Heinzman v. Winona & St. Peter Railway Co.

75 Minn. 253 | Minn. | 1899

Lead Opinion

CANTY, J.

The right of way of the defendant’s railroad is laid out across a certain 40 acres of land. All of this 40, except the right of way, is owned by plaintiff. For 25 years before the commencement of this action, defendant had maintained a fence on each side, of its track across this 40, each fence being 50 feet from the middle of the track, thereby enclosing a strip 100 feet wide as a right of way.

*254Defendant, claiming that its right of way was in fact 300 feet wide, — 150 feet on each side of the middle line of its tracks, — proceeded to take in and inclose, as a part of such right of way, a strip 100 feet wide along the west side of the west fence across the 40. This action was brought to enjoin it from doing so.

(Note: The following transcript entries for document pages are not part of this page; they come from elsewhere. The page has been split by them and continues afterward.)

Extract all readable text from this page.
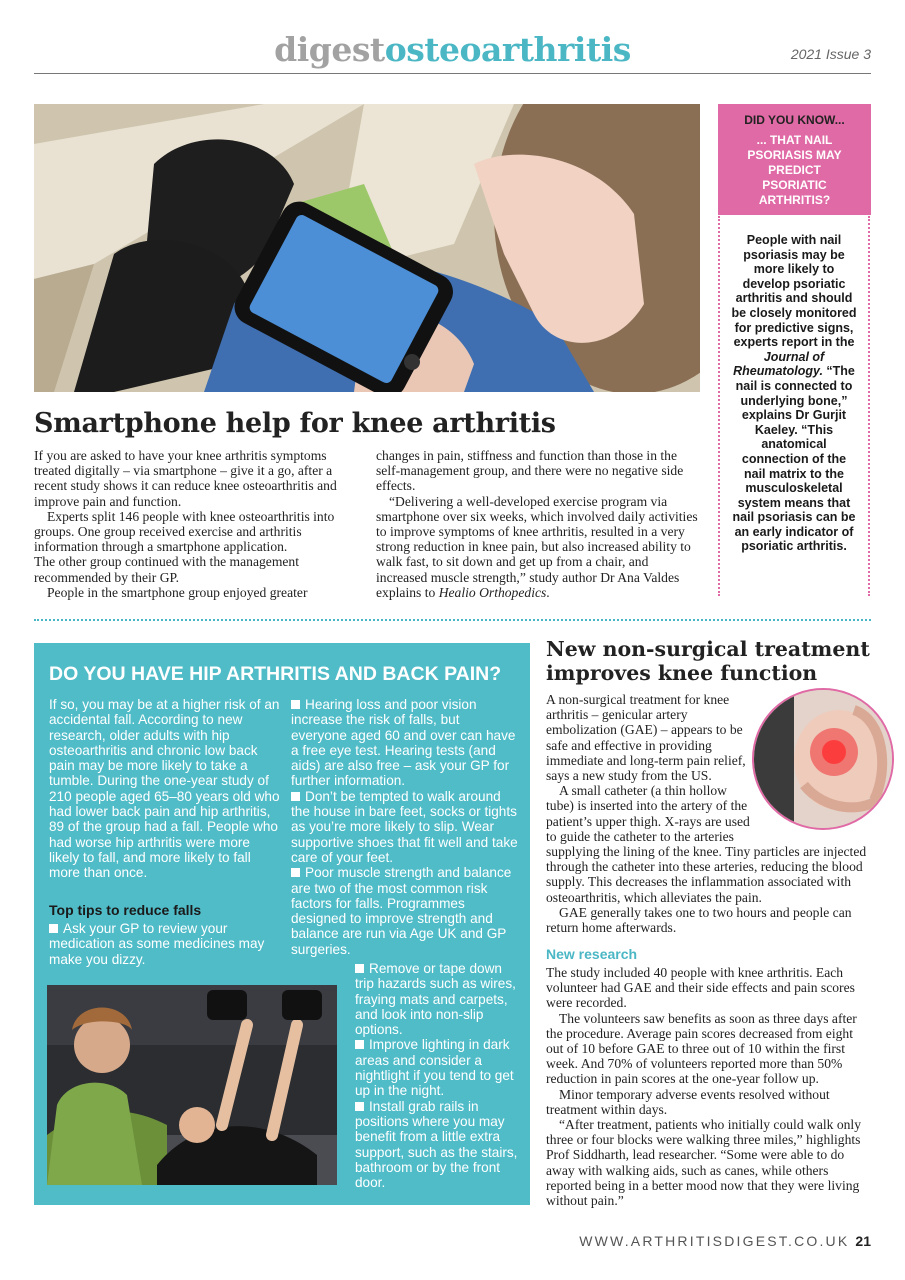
digestosteoarthritis	2021 Issue 3
DID YOU KNOW...
... THAT NAIL PSORIASIS MAY PREDICT PSORIATIC ARTHRITIS?
People with nail psoriasis may be more likely to develop psoriatic arthritis and should be closely monitored for predictive signs, experts report in the Journal of Rheumatology. “The nail is connected to underlying bone,” explains Dr Gurjit Kaeley. “This anatomical connection of the nail matrix to the musculoskeletal system means that nail psoriasis can be an early indicator of psoriatic arthritis.
Smartphone help for knee arthritis

If you are asked to have your knee arthritis symptoms treated digitally – via smartphone – give it a go, after a recent study shows it can reduce knee osteoarthritis and improve pain and function.

Experts split 146 people with knee osteoarthritis into groups. One group received exercise and arthritis information through a smartphone application.

The other group continued with the management recommended by their GP.

People in the smartphone group enjoyed greater

changes in pain, stiffness and function than those in the self-management group, and there were no negative side effects.

“Delivering a well-developed exercise program via smartphone over six weeks, which involved daily activities to improve symptoms of knee arthritis, resulted in a very strong reduction in knee pain, but also increased ability to walk fast, to sit down and get up from a chair, and increased muscle strength,” study author Dr Ana Valdes explains to Healio Orthopedics.

DO YOU HAVE HIP ARTHRITIS AND BACK PAIN?
If so, you may be at a higher risk of an accidental fall. According to new research, older adults with hip osteoarthritis and chronic low back pain may be more likely to take a tumble. During the one-year study of 210 people aged 65–80 years old who had lower back pain and hip arthritis, 89 of the group had a fall. People who had worse hip arthritis were more likely to fall, and more likely to fall more than once.
Top tips to reduce falls
Ask your GP to review your medication as some medicines may make you dizzy.

Hearing loss and poor vision increase the risk of falls, but everyone aged 60 and over can have a free eye test. Hearing tests (and aids) are also free – ask your GP for further information.

Don’t be tempted to walk around the house in bare feet, socks or tights as you’re more likely to slip. Wear supportive shoes that fit well and take care of your feet.

Poor muscle strength and balance are two of the most common risk factors for falls. Programmes designed to improve strength and balance are run via Age UK and GP surgeries.

Remove or tape down trip hazards such as wires, fraying mats and carpets, and look into non-slip options.

Improve lighting in dark areas and consider a nightlight if you tend to get up in the night.

Install grab rails in positions where you may benefit from a little extra support, such as the stairs, bathroom or by the front door.

New non-surgical treatment improves knee function

A non-surgical treatment for knee arthritis – genicular artery embolization (GAE) – appears to be safe and effective in providing immediate and long-term pain relief, says a new study from the US.

A small catheter (a thin hollow tube) is inserted into the artery of the patient’s upper thigh. X-rays are used to guide the catheter to the arteries

supplying the lining of the knee. Tiny particles are injected through the catheter into these arteries, reducing the blood supply. This decreases the inflammation associated with osteoarthritis, which alleviates the pain.

GAE generally takes one to two hours and people can return home afterwards.

New research

The study included 40 people with knee arthritis. Each volunteer had GAE and their side effects and pain scores were recorded.

The volunteers saw benefits as soon as three days after the procedure. Average pain scores decreased from eight out of 10 before GAE to three out of 10 within the first week. And 70% of volunteers reported more than 50% reduction in pain scores at the one-year follow up.

Minor temporary adverse events resolved without treatment within days.

“After treatment, patients who initially could walk only three or four blocks were walking three miles,” highlights Prof Siddharth, lead researcher. “Some were able to do away with walking aids, such as canes, while others reported being in a better mood now that they were living without pain.”

WWW.ARTHRITISDIGEST.CO.UK 21
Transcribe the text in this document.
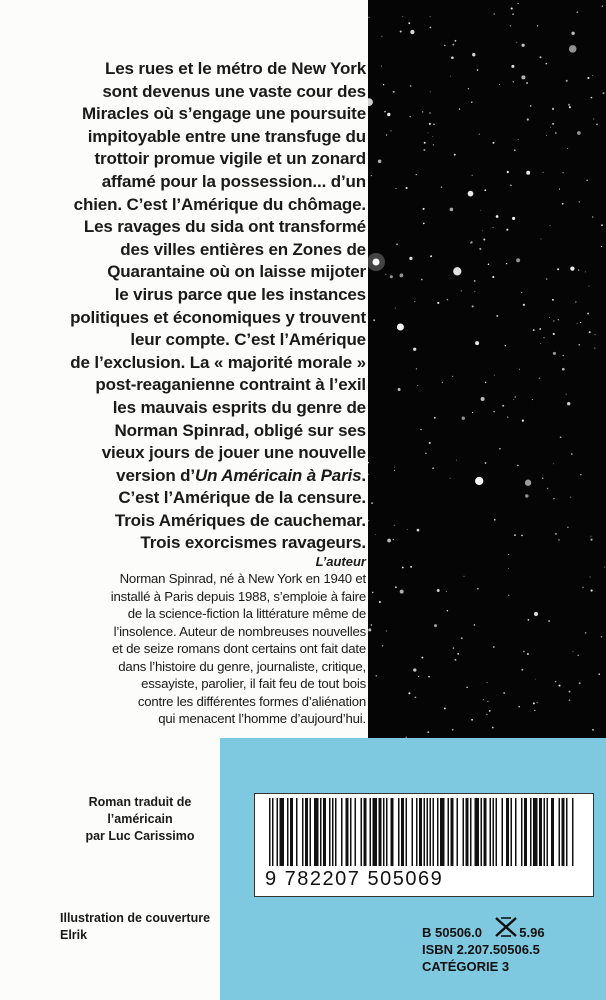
Les rues et le métro de New York
sont devenus une vaste cour des
Miracles où s’engage une poursuite
impitoyable entre une transfuge du
trottoir promue vigile et un zonard
affamé pour la possession... d’un
chien. C’est l’Amérique du chômage.
Les ravages du sida ont transformé
des villes entières en Zones de
Quarantaine où on laisse mijoter
le virus parce que les instances
politiques et économiques y trouvent
leur compte. C’est l’Amérique
de l’exclusion. La « majorité morale »
post-reaganienne contraint à l’exil
les mauvais esprits du genre de
Norman Spinrad, obligé sur ses
vieux jours de jouer une nouvelle
version d’Un Américain à Paris.
C’est l’Amérique de la censure.
Trois Amériques de cauchemar.
Trois exorcismes ravageurs.
L’auteur
Norman Spinrad, né à New York en 1940 et
installé à Paris depuis 1988, s’emploie à faire
de la science-fiction la littérature même de
l’insolence. Auteur de nombreuses nouvelles
et de seize romans dont certains ont fait date
dans l’histoire du genre, journaliste, critique,
essayiste, parolier, il fait feu de tout bois
contre les différentes formes d’aliénation
qui menacent l’homme d’aujourd’hui.
Roman traduit de l’américain
par Luc Carissimo
Illustration de couverture
Elrik
9 782207 505069
B 50506.0	5.96
ISBN 2.207.50506.5
CATÉGORIE 3
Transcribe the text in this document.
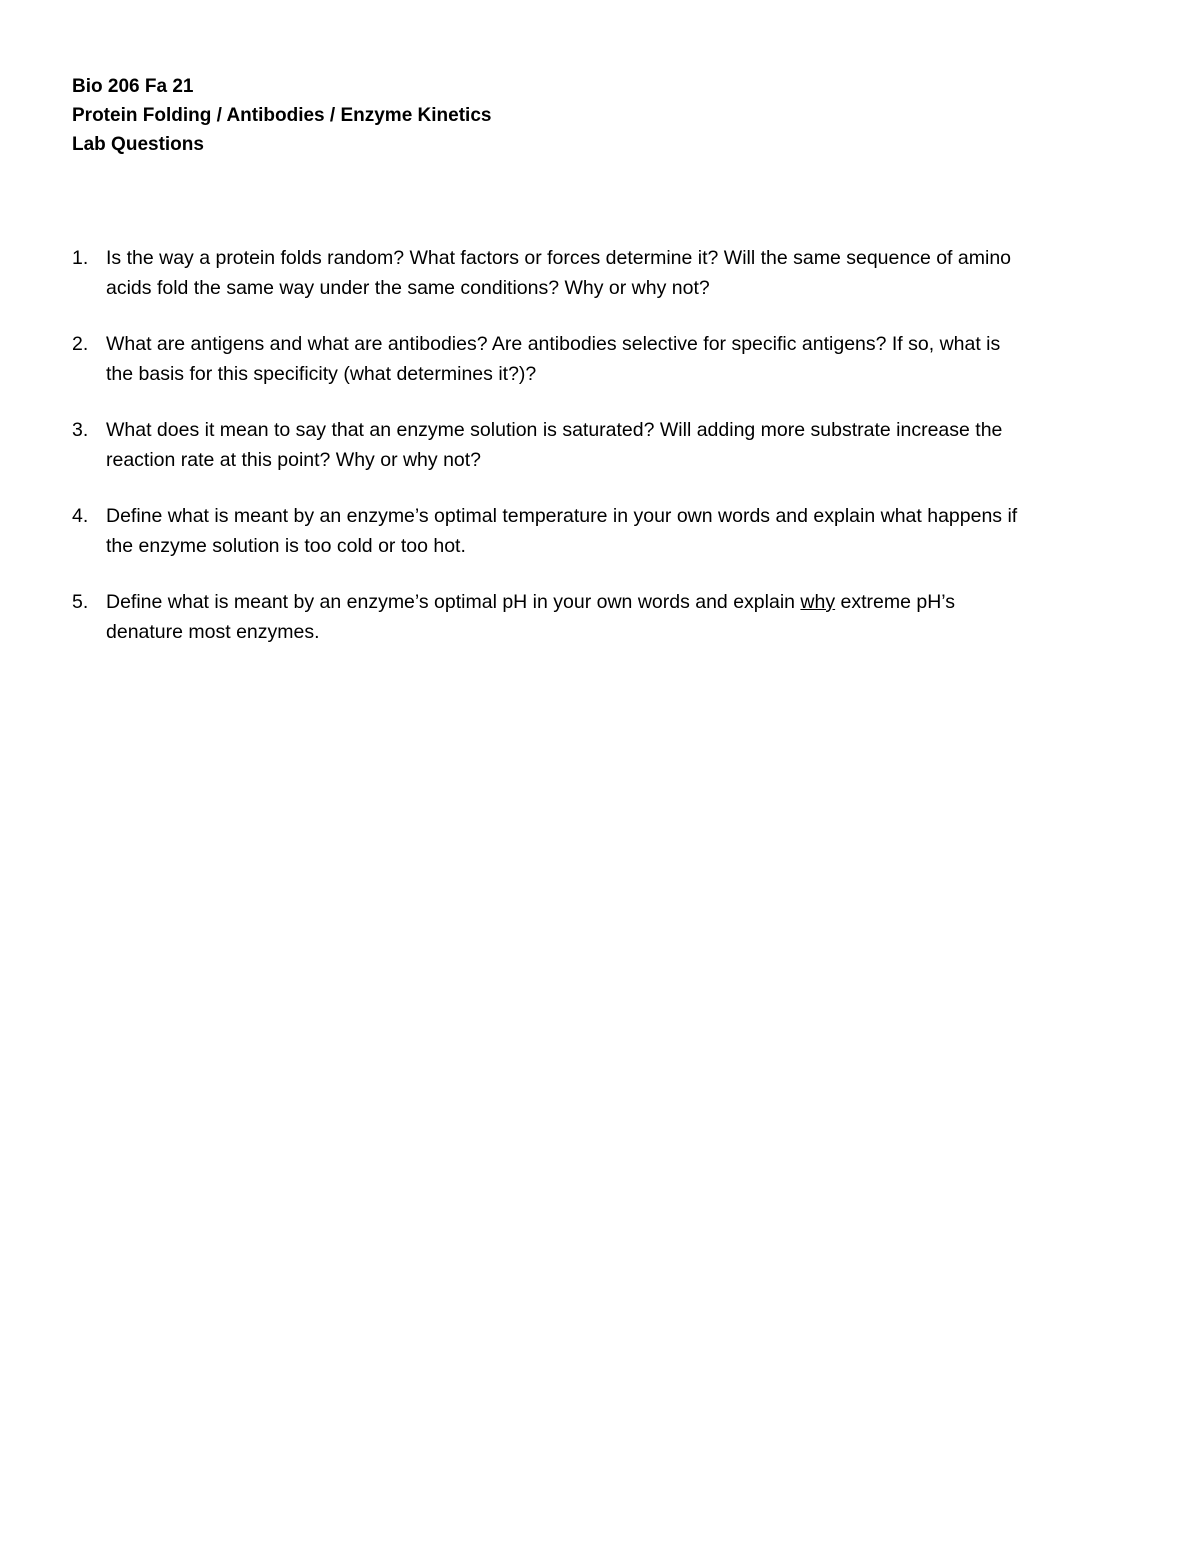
Bio 206 Fa 21
Protein Folding / Antibodies / Enzyme Kinetics
Lab Questions
1. Is the way a protein folds random? What factors or forces determine it? Will the same sequence of amino
acids fold the same way under the same conditions? Why or why not?
2. What are antigens and what are antibodies? Are antibodies selective for specific antigens? If so, what is
the basis for this specificity (what determines it?)?
3. What does it mean to say that an enzyme solution is saturated? Will adding more substrate increase the
reaction rate at this point? Why or why not?
4. Define what is meant by an enzyme’s optimal temperature in your own words and explain what happens if
the enzyme solution is too cold or too hot.
5. Define what is meant by an enzyme’s optimal pH in your own words and explain why extreme pH’s
denature most enzymes.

On the trial, the court found for plaintiff, and, from the judgment entered in his favor, defendant appeals.

It appears by the evidence that some time prior to August 23, 1870, plaintiff’s grantor, one Parsons, by a verbal contract, agreed to convey said 300-foot strip to defendant, who thereupon entered upon the land, and proceeded to grade its railroad across the same. On August 23, 1870, Parsons conveyed the 40 to plaintiff, but the deed contained the following reservation:

“Except so much of the above tract as is occupied by the right of way of the Winona and St. Peter Eailroad as the same is now located through and on said tract.”

Thereafter, on April 18, 1871, Parsons, pursuant to said verbal contract, made to defendant a deed which purports to convey to it said 300-foot strip. We are of the opinion that the above-quoted reservation in the deed to plaintiff excepted only so much of the right of way as was then actually occupied by defendant or marked out upon the land.

The reservation excepted only “so much * * * as is occupied by the right of way * * * as the same is now located through and on said tract.” This does not refer to said verbal contract, but to the physical conditions which at the time actually existed on the land. The right of way extended through a tract of timber land, and the evidence tends to prove that, at the time in question, defendant had cut down the trees on a strip 100 feet wide, — 50 feet on each side of the middle line of the track, — and no wider, and that the sides of this strip were bounded by well-defined lines. Then the court was warranted in finding that the exception in the deed to plaintiff reserved a strip only 100 feet wide, — 50 feet on each side of the middle line of the track.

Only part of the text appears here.